2014-07-08

GaiaCal, day two

A lot of the second day of #GaiaCal was about "benchmark stars". Indeed, my concerns about "truth" from yesterday got more severe: I don't think there is any possibility of knowing the "true" value of Fe/H or anything else for a star, so we should probably figure out ways of doing our science without making reference to such inaccessible things. One approach is to define the results of a certain set of procedures on a certain set of stars to be "truth" and then warp all models and methods to reproduce those truths. That's worth thinking about. During the day's proceedings, Blomme and Worley showed some incredible spectra and spectral results on the benchmarks, including abundance measurements for some 25 elements.

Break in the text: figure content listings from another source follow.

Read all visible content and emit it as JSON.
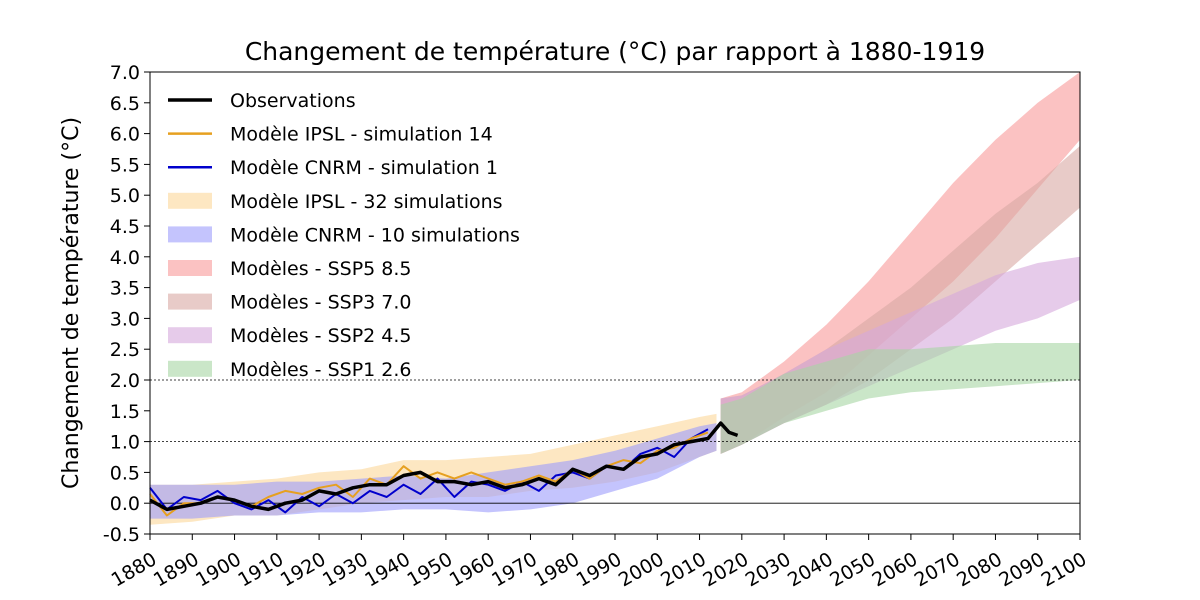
{
  "chart_data": {
    "type": "line",
    "title": "Changement de température (°C) par rapport à 1880-1919",
    "xlabel": "",
    "ylabel": "Changement de température (°C)",
    "xlim": [
      1880,
      2100
    ],
    "ylim": [
      -0.5,
      7.0
    ],
    "x_ticks": [
      1880,
      1890,
      1900,
      1910,
      1920,
      1930,
      1940,
      1950,
      1960,
      1970,
      1980,
      1990,
      2000,
      2010,
      2020,
      2030,
      2040,
      2050,
      2060,
      2070,
      2080,
      2090,
      2100
    ],
    "y_ticks": [
      "-0.5",
      "0.0",
      "0.5",
      "1.0",
      "1.5",
      "2.0",
      "2.5",
      "3.0",
      "3.5",
      "4.0",
      "4.5",
      "5.0",
      "5.5",
      "6.0",
      "6.5",
      "7.0"
    ],
    "reference_lines": [
      {
        "y": 0.0,
        "style": "solid"
      },
      {
        "y": 1.0,
        "style": "dotted"
      },
      {
        "y": 2.0,
        "style": "dotted"
      }
    ],
    "grid": false,
    "legend_position": "top-left",
    "series": [
      {
        "name": "Observations",
        "kind": "line",
        "color": "#000000",
        "x": [
          1880,
          1884,
          1888,
          1892,
          1896,
          1900,
          1904,
          1908,
          1912,
          1916,
          1920,
          1924,
          1928,
          1932,
          1936,
          1940,
          1944,
          1948,
          1952,
          1956,
          1960,
          1964,
          1968,
          1972,
          1976,
          1980,
          1984,
          1988,
          1992,
          1996,
          2000,
          2004,
          2008,
          2012,
          2015,
          2017,
          2019
        ],
        "y": [
          0.05,
          -0.1,
          -0.05,
          0.0,
          0.1,
          0.05,
          -0.05,
          -0.1,
          0.0,
          0.05,
          0.2,
          0.15,
          0.25,
          0.3,
          0.3,
          0.45,
          0.5,
          0.35,
          0.35,
          0.3,
          0.35,
          0.25,
          0.3,
          0.4,
          0.3,
          0.55,
          0.45,
          0.6,
          0.55,
          0.75,
          0.8,
          0.95,
          1.0,
          1.05,
          1.3,
          1.15,
          1.1
        ]
      },
      {
        "name": "Modèle IPSL - simulation 14",
        "kind": "line",
        "color": "#e6a020",
        "x": [
          1880,
          1884,
          1888,
          1892,
          1896,
          1900,
          1904,
          1908,
          1912,
          1916,
          1920,
          1924,
          1928,
          1932,
          1936,
          1940,
          1944,
          1948,
          1952,
          1956,
          1960,
          1964,
          1968,
          1972,
          1976,
          1980,
          1984,
          1988,
          1992,
          1996,
          2000,
          2004,
          2008,
          2012
        ],
        "y": [
          0.15,
          -0.2,
          0.0,
          0.0,
          0.1,
          0.05,
          -0.05,
          0.1,
          0.2,
          0.15,
          0.25,
          0.3,
          0.1,
          0.4,
          0.3,
          0.6,
          0.4,
          0.5,
          0.4,
          0.5,
          0.4,
          0.3,
          0.35,
          0.45,
          0.35,
          0.55,
          0.4,
          0.6,
          0.7,
          0.65,
          0.85,
          0.9,
          1.05,
          1.15
        ]
      },
      {
        "name": "Modèle CNRM - simulation 1",
        "kind": "line",
        "color": "#0000cc",
        "x": [
          1880,
          1884,
          1888,
          1892,
          1896,
          1900,
          1904,
          1908,
          1912,
          1916,
          1920,
          1924,
          1928,
          1932,
          1936,
          1940,
          1944,
          1948,
          1952,
          1956,
          1960,
          1964,
          1968,
          1972,
          1976,
          1980,
          1984,
          1988,
          1992,
          1996,
          2000,
          2004,
          2008,
          2012
        ],
        "y": [
          0.25,
          -0.1,
          0.1,
          0.05,
          0.2,
          0.0,
          -0.1,
          0.05,
          -0.15,
          0.1,
          -0.05,
          0.15,
          0.0,
          0.2,
          0.1,
          0.3,
          0.15,
          0.4,
          0.1,
          0.35,
          0.3,
          0.2,
          0.35,
          0.2,
          0.45,
          0.5,
          0.4,
          0.6,
          0.55,
          0.8,
          0.9,
          0.75,
          1.05,
          1.2
        ]
      },
      {
        "name": "Modèle IPSL - 32 simulations",
        "kind": "band",
        "color": "#fbd79a",
        "x": [
          1880,
          1890,
          1900,
          1910,
          1920,
          1930,
          1940,
          1950,
          1960,
          1970,
          1980,
          1990,
          2000,
          2010,
          2014
        ],
        "lower": [
          -0.35,
          -0.3,
          -0.2,
          -0.2,
          -0.1,
          0.0,
          0.05,
          0.1,
          0.1,
          0.2,
          0.25,
          0.35,
          0.5,
          0.75,
          0.85
        ],
        "upper": [
          0.3,
          0.3,
          0.35,
          0.4,
          0.5,
          0.55,
          0.7,
          0.7,
          0.75,
          0.8,
          0.95,
          1.1,
          1.25,
          1.4,
          1.45
        ]
      },
      {
        "name": "Modèle CNRM - 10 simulations",
        "kind": "band",
        "color": "#9d9dfb",
        "x": [
          1880,
          1890,
          1900,
          1910,
          1920,
          1930,
          1940,
          1950,
          1960,
          1970,
          1980,
          1990,
          2000,
          2010,
          2014
        ],
        "lower": [
          -0.25,
          -0.25,
          -0.2,
          -0.2,
          -0.15,
          -0.15,
          -0.1,
          -0.1,
          -0.15,
          -0.1,
          0.0,
          0.2,
          0.4,
          0.75,
          0.85
        ],
        "upper": [
          0.3,
          0.3,
          0.3,
          0.35,
          0.35,
          0.4,
          0.45,
          0.4,
          0.5,
          0.6,
          0.7,
          0.85,
          1.05,
          1.25,
          1.3
        ]
      },
      {
        "name": "Modèles - SSP5 8.5",
        "kind": "band",
        "color": "#f89a9a",
        "x": [
          2015,
          2020,
          2030,
          2040,
          2050,
          2060,
          2070,
          2080,
          2090,
          2100
        ],
        "lower": [
          0.8,
          0.95,
          1.4,
          1.8,
          2.4,
          3.0,
          3.6,
          4.3,
          5.1,
          5.9
        ],
        "upper": [
          1.7,
          1.8,
          2.3,
          2.9,
          3.6,
          4.4,
          5.2,
          5.9,
          6.5,
          7.0
        ]
      },
      {
        "name": "Modèles - SSP3 7.0",
        "kind": "band",
        "color": "#d8a8a4",
        "x": [
          2015,
          2020,
          2030,
          2040,
          2050,
          2060,
          2070,
          2080,
          2090,
          2100
        ],
        "lower": [
          0.8,
          0.95,
          1.3,
          1.6,
          2.0,
          2.5,
          3.0,
          3.6,
          4.2,
          4.8
        ],
        "upper": [
          1.7,
          1.75,
          2.1,
          2.5,
          3.0,
          3.5,
          4.1,
          4.7,
          5.2,
          5.8
        ]
      },
      {
        "name": "Modèles - SSP2 4.5",
        "kind": "band",
        "color": "#d6a8dc",
        "x": [
          2015,
          2020,
          2030,
          2040,
          2050,
          2060,
          2070,
          2080,
          2090,
          2100
        ],
        "lower": [
          0.8,
          0.95,
          1.3,
          1.6,
          1.9,
          2.2,
          2.5,
          2.8,
          3.0,
          3.3
        ],
        "upper": [
          1.7,
          1.75,
          2.1,
          2.5,
          2.8,
          3.1,
          3.4,
          3.7,
          3.9,
          4.0
        ]
      },
      {
        "name": "Modèles - SSP1 2.6",
        "kind": "band",
        "color": "#a7d6a4",
        "x": [
          2015,
          2020,
          2030,
          2040,
          2050,
          2060,
          2070,
          2080,
          2090,
          2100
        ],
        "lower": [
          0.8,
          0.95,
          1.3,
          1.5,
          1.7,
          1.8,
          1.85,
          1.9,
          1.95,
          2.0
        ],
        "upper": [
          1.6,
          1.7,
          2.1,
          2.3,
          2.5,
          2.5,
          2.55,
          2.6,
          2.6,
          2.6
        ]
      }
    ]
  }
}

Along different lines, Cropper gave an astounding talk about the Gaia RVS spectral data reduction pipeline. It was astounding because it involves a complicated, empirical, self-calibrated model of charge-transfer efficiency and radiation damage, which is continuously updated as the mission proceeds. It also includes a spectral calibration (wavelength solution, astrometry) that is fit simultaneously with all spectral extractions in a complete self-calibration. Cropper asked the implicit question in his talk: "How do we extract CTE-undamaged spectra from CTE-damaged data?". I think I know how to answer that; resolved to write something about it.

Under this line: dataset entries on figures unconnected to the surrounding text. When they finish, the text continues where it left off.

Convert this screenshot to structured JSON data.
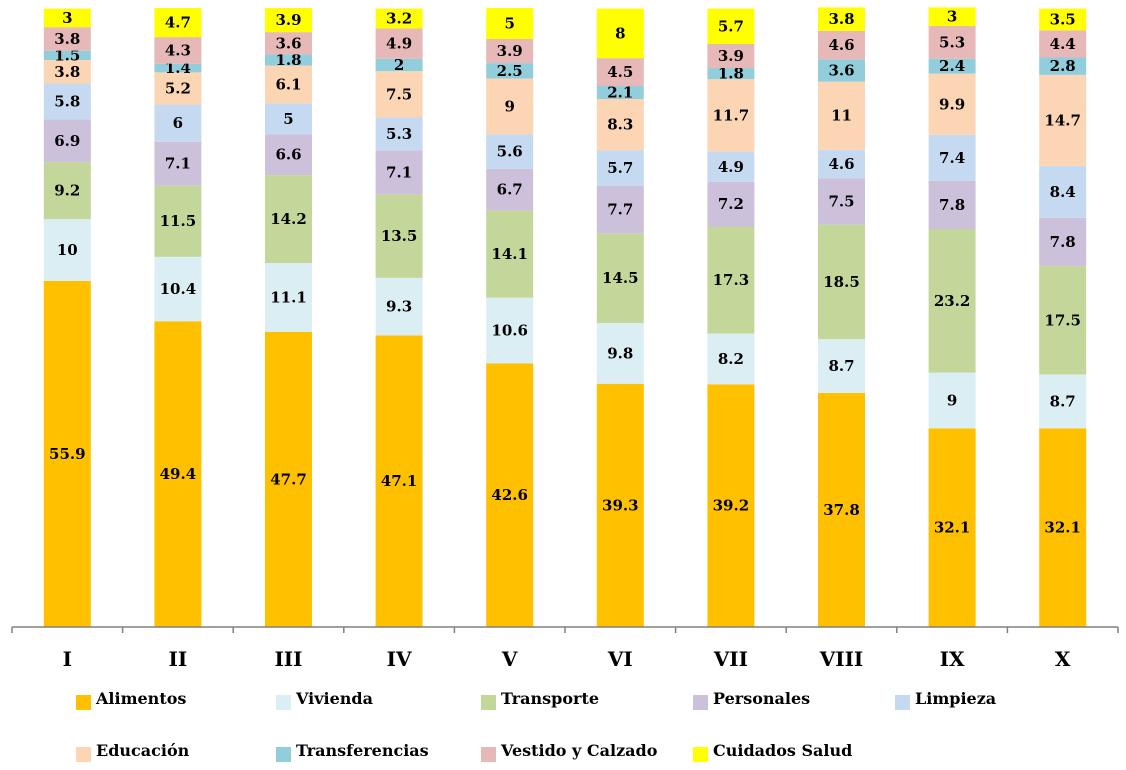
{
  "chart_data": {
    "type": "bar",
    "stacked": true,
    "categories": [
      "I",
      "II",
      "III",
      "IV",
      "V",
      "VI",
      "VII",
      "VIII",
      "IX",
      "X"
    ],
    "series": [
      {
        "name": "Alimentos",
        "color": "#FFC000",
        "values": [
          55.9,
          49.4,
          47.7,
          47.1,
          42.6,
          39.3,
          39.2,
          37.8,
          32.1,
          32.1
        ]
      },
      {
        "name": "Vivienda",
        "color": "#DAEEF3",
        "values": [
          10,
          10.4,
          11.1,
          9.3,
          10.6,
          9.8,
          8.2,
          8.7,
          9,
          8.7
        ]
      },
      {
        "name": "Transporte",
        "color": "#C4D79B",
        "values": [
          9.2,
          11.5,
          14.2,
          13.5,
          14.1,
          14.5,
          17.3,
          18.5,
          23.2,
          17.5
        ]
      },
      {
        "name": "Personales",
        "color": "#CCC0DA",
        "values": [
          6.9,
          7.1,
          6.6,
          7.1,
          6.7,
          7.7,
          7.2,
          7.5,
          7.8,
          7.8
        ]
      },
      {
        "name": "Limpieza",
        "color": "#C5D9F1",
        "values": [
          5.8,
          6,
          5,
          5.3,
          5.6,
          5.7,
          4.9,
          4.6,
          7.4,
          8.4
        ]
      },
      {
        "name": "Educación",
        "color": "#FCD5B4",
        "values": [
          3.8,
          5.2,
          6.1,
          7.5,
          9,
          8.3,
          11.7,
          11,
          9.9,
          14.7
        ]
      },
      {
        "name": "Transferencias",
        "color": "#92CDDC",
        "values": [
          1.5,
          1.4,
          1.8,
          2,
          2.5,
          2.1,
          1.8,
          3.6,
          2.4,
          2.8
        ]
      },
      {
        "name": "Vestido y Calzado",
        "color": "#E6B8B7",
        "values": [
          3.8,
          4.3,
          3.6,
          4.9,
          3.9,
          4.5,
          3.9,
          4.6,
          5.3,
          4.4
        ]
      },
      {
        "name": "Cuidados Salud",
        "color": "#FFFF00",
        "values": [
          3,
          4.7,
          3.9,
          3.2,
          5,
          8,
          5.7,
          3.8,
          3,
          3.5
        ]
      }
    ],
    "ylim": [
      0,
      100
    ],
    "grid": false,
    "legend": "bottom"
  }
}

Liu showed amazing empirical calibrations of the LAMOST spectra using SEGUE parameters and support vector machines. He has done a great job of tranferring the one system onto the other data, which gives hope for the benchmark plans that are emerging. Bovy gave a nice talk about ages (birth dates), chemical abundances, and orbital actions serving as stellar "tags" which can then be understood statistically and generatively.